Seven Worlds, One Planet is a new nature documentary presented by Sir David Attenborough.
The documentary looks at wildlife in each of the world’s seven continents and took almost 1800 filming days in 41 countries to complete. That got us thinking: it can’t be that hard to film a nature documentary, can it?
Well, filming wild animals isn’t exactly a walk in the park, especially when you add in challenging weather conditions, difficult terrain and the odd piece of equipment breakage. The production crew need a lot of patience and go to great lengths to get the perfect shot.
Here are some of the times when the filming of Seven Worlds, One Planet didn’t quite go to plan, and some of the creative tricks the team used.
The master of disguise
Filming a nature documentary means getting close to wild animals without scaring them away, and sometimes that means thinking outside the box.
This was the case when the crew were filming with pelicans in the Danube Delta of Romania, the home to the largest colony of pelicans outside of Africa, so getting close was going to need some creative thinking.
One of the camera operators was the master of disguise when he swam in the Danube with a fake swan on his back. We don’t know if the pelicans fell for it, but it was worth a try nonetheless.
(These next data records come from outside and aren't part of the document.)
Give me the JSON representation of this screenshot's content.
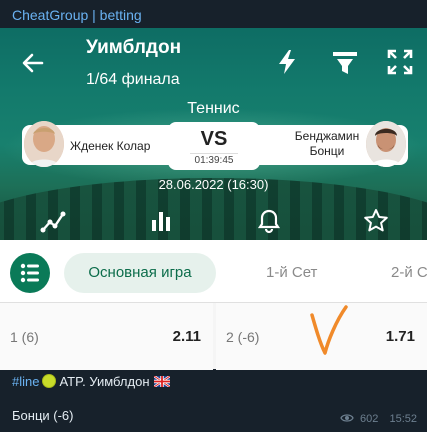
{
  "channel": {
    "name": "CheatGroup | betting"
  },
  "match": {
    "title": "Уимблдон",
    "round": "1/64 финала",
    "sport": "Теннис",
    "player1": "Жденек Колар",
    "player2_line1": "Бенджамин",
    "player2_line2": "Бонци",
    "vs": "VS",
    "timer": "01:39:45",
    "datetime": "28.06.2022 (16:30)"
  },
  "tabs": {
    "active": "Основная игра",
    "second": "1-й Сет",
    "third": "2-й С"
  },
  "odds": {
    "left_label": "1 (6)",
    "left_value": "2.11",
    "right_label": "2 (-6)",
    "right_value": "1.71"
  },
  "message": {
    "hashtag": "#line",
    "league": "ATP. Уимблдон",
    "pick": "Бонци (-6)",
    "views": "602",
    "time": "15:52"
  },
  "colors": {
    "accent": "#0c6d4b",
    "link": "#6ab2f2",
    "background": "#17212b"
  },
  "icons": [
    "back-arrow-icon",
    "lightning-icon",
    "filter-icon",
    "expand-icon",
    "stats-line-icon",
    "bar-chart-icon",
    "bell-icon",
    "star-icon",
    "list-menu-icon",
    "tennis-ball-icon",
    "uk-flag-icon",
    "eye-icon"
  ]
}
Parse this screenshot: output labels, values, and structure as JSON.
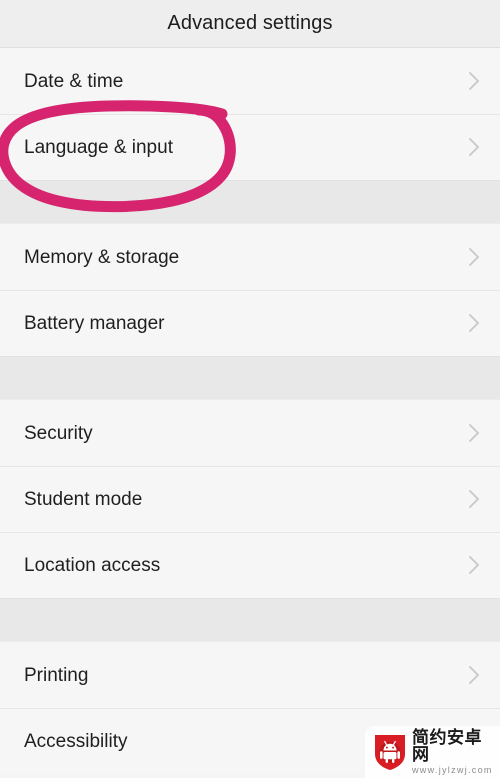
{
  "header": {
    "title": "Advanced settings"
  },
  "colors": {
    "annotation": "#d6256e",
    "row_background": "#f6f6f6",
    "gap_background": "#e8e8e8",
    "header_background": "#eeeeee",
    "text": "#1f1f1f",
    "chevron": "#c6c6c6",
    "watermark_red": "#d81e24"
  },
  "sections": [
    {
      "rows": [
        {
          "label": "Date & time",
          "chevron": "chevron-right-icon"
        },
        {
          "label": "Language & input",
          "chevron": "chevron-right-icon",
          "annotated": true
        }
      ]
    },
    {
      "rows": [
        {
          "label": "Memory & storage",
          "chevron": "chevron-right-icon"
        },
        {
          "label": "Battery manager",
          "chevron": "chevron-right-icon"
        }
      ]
    },
    {
      "rows": [
        {
          "label": "Security",
          "chevron": "chevron-right-icon"
        },
        {
          "label": "Student mode",
          "chevron": "chevron-right-icon"
        },
        {
          "label": "Location access",
          "chevron": "chevron-right-icon"
        }
      ]
    },
    {
      "rows": [
        {
          "label": "Printing",
          "chevron": "chevron-right-icon"
        },
        {
          "label": "Accessibility",
          "chevron": "chevron-right-icon"
        }
      ]
    }
  ],
  "annotation": {
    "shape": "hand-drawn-ellipse",
    "target": "Language & input"
  },
  "watermark": {
    "name": "简约安卓网",
    "url": "www.jylzwj.com",
    "logo": "android-shield-icon"
  }
}
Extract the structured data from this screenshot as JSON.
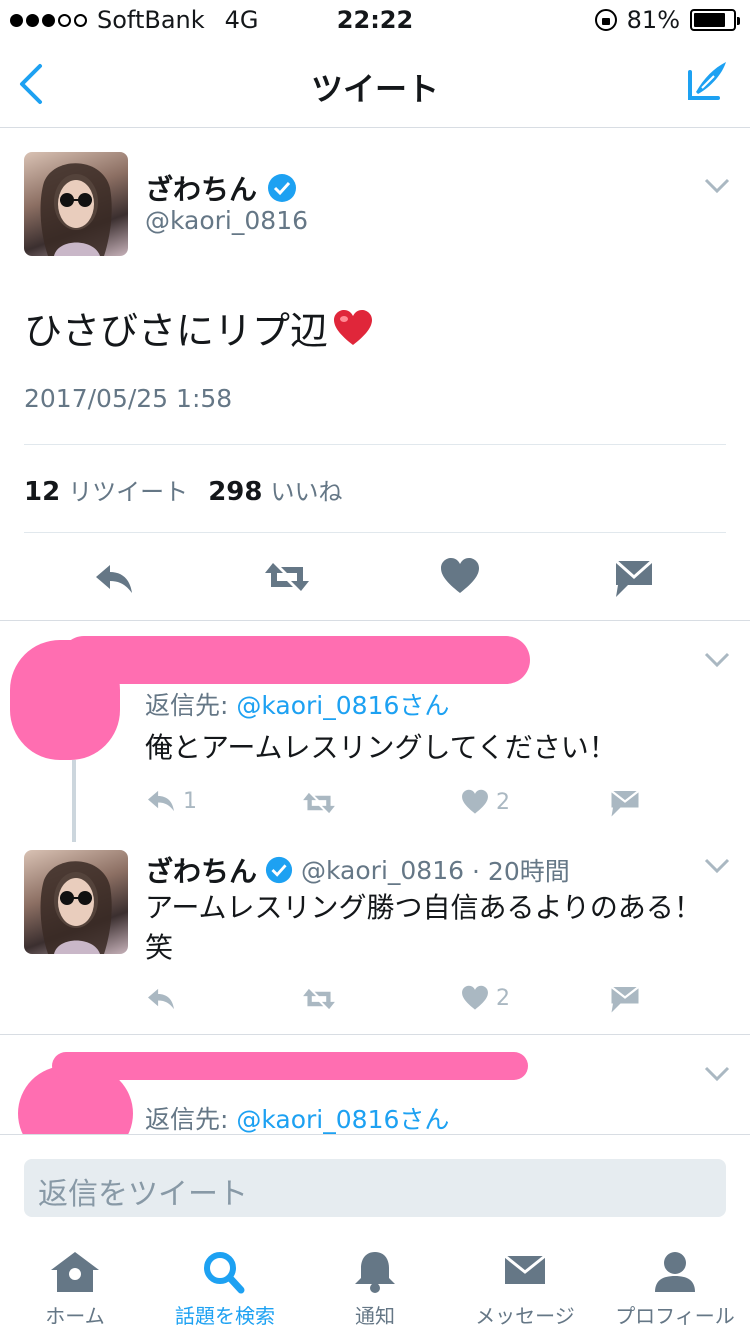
{
  "status_bar": {
    "carrier": "SoftBank",
    "network": "4G",
    "time": "22:22",
    "battery": "81%",
    "battery_level": 0.81
  },
  "nav": {
    "title": "ツイート",
    "back_icon": "chevron-left-icon",
    "compose_icon": "compose-tweet-icon"
  },
  "tweet": {
    "name": "ざわちん",
    "handle": "@kaori_0816",
    "text": "ひさびさにリプ辺",
    "emoji": "❤️",
    "date": "2017/05/25 1:58",
    "retweets": "12",
    "retweets_label": "リツイート",
    "likes": "298",
    "likes_label": "いいね"
  },
  "replies": [
    {
      "reply_to_prefix": "返信先: ",
      "reply_to_handle": "@kaori_0816さん",
      "text": "俺とアームレスリングしてください！",
      "reply_count": "1",
      "like_count": "2"
    },
    {
      "name": "ざわちん",
      "handle": "@kaori_0816",
      "time": "· 20時間",
      "text": "アームレスリング勝つ自信あるよりのある！笑",
      "like_count": "2"
    },
    {
      "reply_to_prefix": "返信先: ",
      "reply_to_handle": "@kaori_0816さん"
    }
  ],
  "composer": {
    "placeholder": "返信をツイート"
  },
  "tabs": [
    {
      "label": "ホーム",
      "icon": "home-icon"
    },
    {
      "label": "話題を検索",
      "icon": "search-icon",
      "active": true
    },
    {
      "label": "通知",
      "icon": "bell-icon"
    },
    {
      "label": "メッセージ",
      "icon": "mail-icon"
    },
    {
      "label": "プロフィール",
      "icon": "profile-icon"
    }
  ],
  "colors": {
    "accent": "#1da1f2",
    "muted": "#657786",
    "redaction": "#ff6eb1",
    "action_icon": "#657786"
  }
}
Using a disguise to fool a pelican is one thing, but using a disguise to fool a team member sitting right next to you is a different level. Two of the crew wore camouflage onesies to get close to a musk ox in Norway. Not only did they deceive the ox, their outfits blended into the surroundings so well that they were sitting right next to each other and didn’t even realise.
Bad timing and equipment failure
The team spent seven weeks in Antarctica searching for an aggregation of fin whales - that's basically lots of whales coming together. On the one day it happened, the crew found that their helicopter was broken and unusable.
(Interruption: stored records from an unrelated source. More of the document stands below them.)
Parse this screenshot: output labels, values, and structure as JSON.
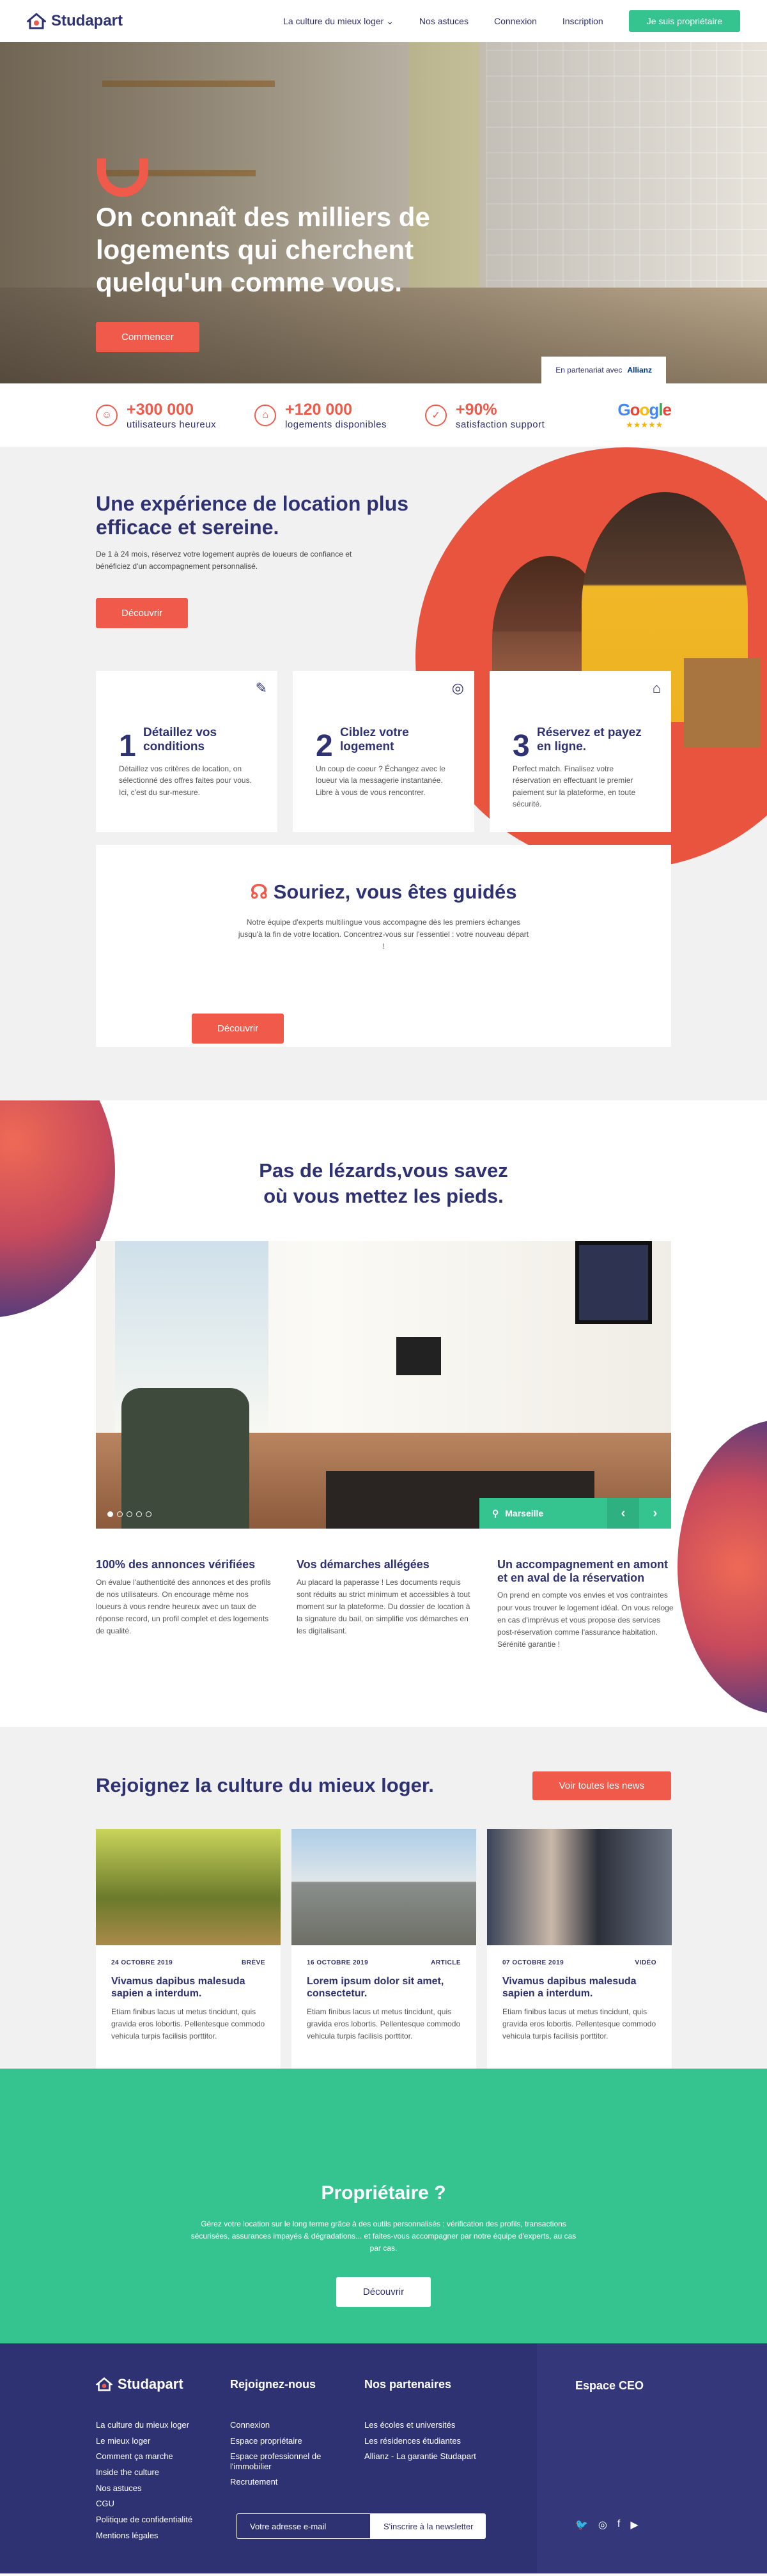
{
  "header": {
    "logo": "Studapart",
    "nav": [
      "La culture du mieux loger",
      "Nos astuces",
      "Connexion",
      "Inscription"
    ],
    "cta": "Je suis propriétaire"
  },
  "hero": {
    "title": "On connaît des milliers de logements qui cherchent quelqu'un comme vous.",
    "button": "Commencer",
    "partner_text": "En partenariat avec",
    "partner_brand": "Allianz"
  },
  "stats": [
    {
      "num": "+300 000",
      "label": "utilisateurs heureux",
      "icon": "user-icon"
    },
    {
      "num": "+120 000",
      "label": "logements disponibles",
      "icon": "house-icon"
    },
    {
      "num": "+90%",
      "label": "satisfaction support",
      "icon": "check-icon"
    }
  ],
  "google": {
    "name": "Google",
    "stars": "★★★★★"
  },
  "experience": {
    "title": "Une expérience de location plus efficace et sereine.",
    "subtitle": "De 1 à 24 mois, réservez votre logement auprès de loueurs de confiance et bénéficiez d'un accompagnement personnalisé.",
    "button": "Découvrir",
    "cards": [
      {
        "n": "1",
        "title": "Détaillez vos conditions",
        "desc": "Détaillez vos critères de location, on sélectionné des offres faites pour vous. Ici, c'est du sur-mesure."
      },
      {
        "n": "2",
        "title": "Ciblez votre logement",
        "desc": "Un coup de coeur ? Échangez avec le loueur via la messagerie instantanée. Libre à vous de vous rencontrer."
      },
      {
        "n": "3",
        "title": "Réservez et payez en ligne.",
        "desc": "Perfect match. Finalisez votre réservation en effectuant le premier paiement sur la plateforme, en toute sécurité."
      }
    ]
  },
  "guide": {
    "title": "Souriez, vous êtes guidés",
    "desc": "Notre équipe d'experts multilingue vous accompagne dès les premiers échanges jusqu'à la fin de votre location. Concentrez-vous sur l'essentiel : votre nouveau départ !",
    "button": "Découvrir"
  },
  "lizards": {
    "title_line1": "Pas de lézards,vous savez",
    "title_line2": "où vous mettez les pieds.",
    "city": "Marseille",
    "features": [
      {
        "title": "100% des annonces vérifiées",
        "desc": "On évalue l'authenticité des annonces et des profils de nos utilisateurs. On encourage même nos loueurs à vous rendre heureux avec un taux de réponse record, un profil complet et des logements de qualité."
      },
      {
        "title": "Vos démarches allégées",
        "desc": "Au placard la paperasse ! Les documents requis sont réduits au strict minimum et accessibles à tout moment sur la plateforme. Du dossier de location à la signature du bail, on simplifie vos démarches en les digitalisant."
      },
      {
        "title": "Un accompagnement en amont et en aval de la réservation",
        "desc": "On prend en compte vos envies et vos contraintes pour vous trouver le logement idéal. On vous reloge en cas d'imprévus et vous propose des services post-réservation comme l'assurance habitation. Sérénité garantie !"
      }
    ]
  },
  "news": {
    "title": "Rejoignez la culture du mieux loger.",
    "button": "Voir toutes les news",
    "items": [
      {
        "date": "24 OCTOBRE 2019",
        "tag": "BRÈVE",
        "title": "Vivamus dapibus malesuda sapien a interdum.",
        "desc": "Etiam finibus lacus ut metus tincidunt, quis gravida eros lobortis. Pellentesque commodo vehicula turpis facilisis porttitor."
      },
      {
        "date": "16 OCTOBRE 2019",
        "tag": "ARTICLE",
        "title": "Lorem ipsum dolor sit amet, consectetur.",
        "desc": "Etiam finibus lacus ut metus tincidunt, quis gravida eros lobortis. Pellentesque commodo vehicula turpis facilisis porttitor."
      },
      {
        "date": "07 OCTOBRE 2019",
        "tag": "VIDÉO",
        "title": "Vivamus dapibus malesuda sapien a interdum.",
        "desc": "Etiam finibus lacus ut metus tincidunt, quis gravida eros lobortis. Pellentesque commodo vehicula turpis facilisis porttitor."
      }
    ]
  },
  "owner": {
    "title": "Propriétaire ?",
    "desc": "Gérez votre location sur le long terme grâce à des outils personnalisés : vérification des profils, transactions sécurisées, assurances impayés & dégradations... et faites-vous accompagner par notre équipe d'experts, au cas par cas.",
    "button": "Découvrir"
  },
  "footer": {
    "logo": "Studapart",
    "col1": [
      "La culture du mieux loger",
      "Le mieux loger",
      "Comment ça marche",
      "Inside the culture",
      "Nos astuces",
      "CGU",
      "Politique de confidentialité",
      "Mentions légales"
    ],
    "col2_title": "Rejoignez-nous",
    "col2": [
      "Connexion",
      "Espace propriétaire",
      "Espace professionnel de l'immobilier",
      "Recrutement"
    ],
    "col3_title": "Nos partenaires",
    "col3": [
      "Les écoles et universités",
      "Les résidences étudiantes",
      "Allianz - La garantie Studapart"
    ],
    "newsletter_placeholder": "Votre adresse e-mail",
    "newsletter_button": "S'inscrire à la newsletter",
    "ceo": "Espace CEO"
  }
}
They used a drone to capture around 100 fin whales, arguably the largest great whale aggregation ever shot. Their bad luck got worse when they nearly lost all the footage as the drone malfunctioned. The camera operator had to crash it into the ship to save the memory card. Just shows that even with the best plan possible, things can still go wrong.
Dedication to get the perfect shot
Picture this: you’ve found the perfect place to film a female alpha dingo, you set up the camera and start recording, life is good.
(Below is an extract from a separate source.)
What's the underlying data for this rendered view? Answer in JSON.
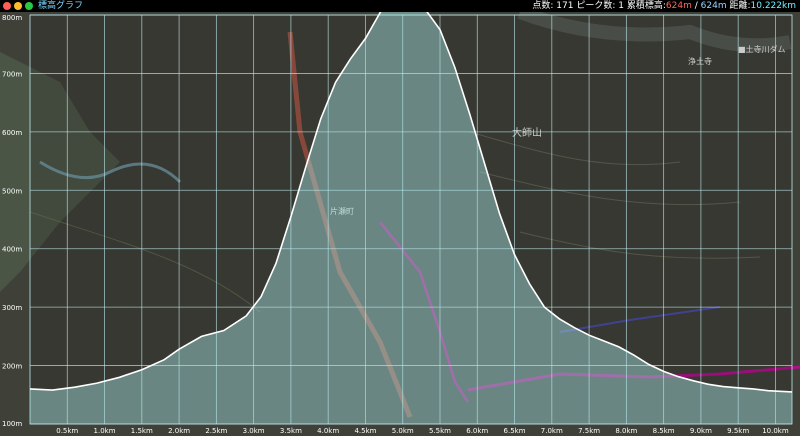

Then imagine the one place you decided to film happened to be on top of an ants nest. This was the unfortunate case for one of the team who was being bitten by ants, who found their way inside his clothes.
In a desperate attempt to stay quiet and not disturb the dingo, he stripped down to his underwear in the Australian wilderness whilst trying not to scream. It seems that dedication and persistence can pay off, but maybe it’s best to always check your surroundings. Lesson learnt.
Animals can sometimes be a bit curious when it comes to film crews with their cameras, as the production crew found out.
The crew were filming underwater with some friendly manatees in North America. They tried hard to keep their distance from the mammals also known as ‘sea cows’ but the manatees were having none of it - they rolled around with the crew and even hugged one of the camera operators.
Your dog might bark when its favourite song comes on the telly or your bird might chatter when it hears the radio, but what songs do wild aquatic animals like?
The crew say that polar bears and belugas are a fan of the theme song to Jurassic Park and the tune to some Adele songs. Who doesn’t? They are classics. The crew hummed a few different tunes to attract the animals in North America and found success with these catchy tracks. As it turns out, they weren’t the biggest fans of the UK’s national anthem God Save the Queen.
Bears can be destructive
If you’re going to be hauling lots of filming equipment around a cold, rocky mountain at 4000 m (13000 ft) high, then it better be worth it. Unfortunately for the production team, on one occasion, it wasn’t.
The team carried kit through the Andes mountain range and set up camera traps to capture Andean bears on film over the next few days and nights. The plan sounds good in theory, but when the team returned, they found that the bears had messed around with the cameras and one was thrown down a hill. It seems like the destructive bears outsmarted them on this occasion - maybe they were camera shy?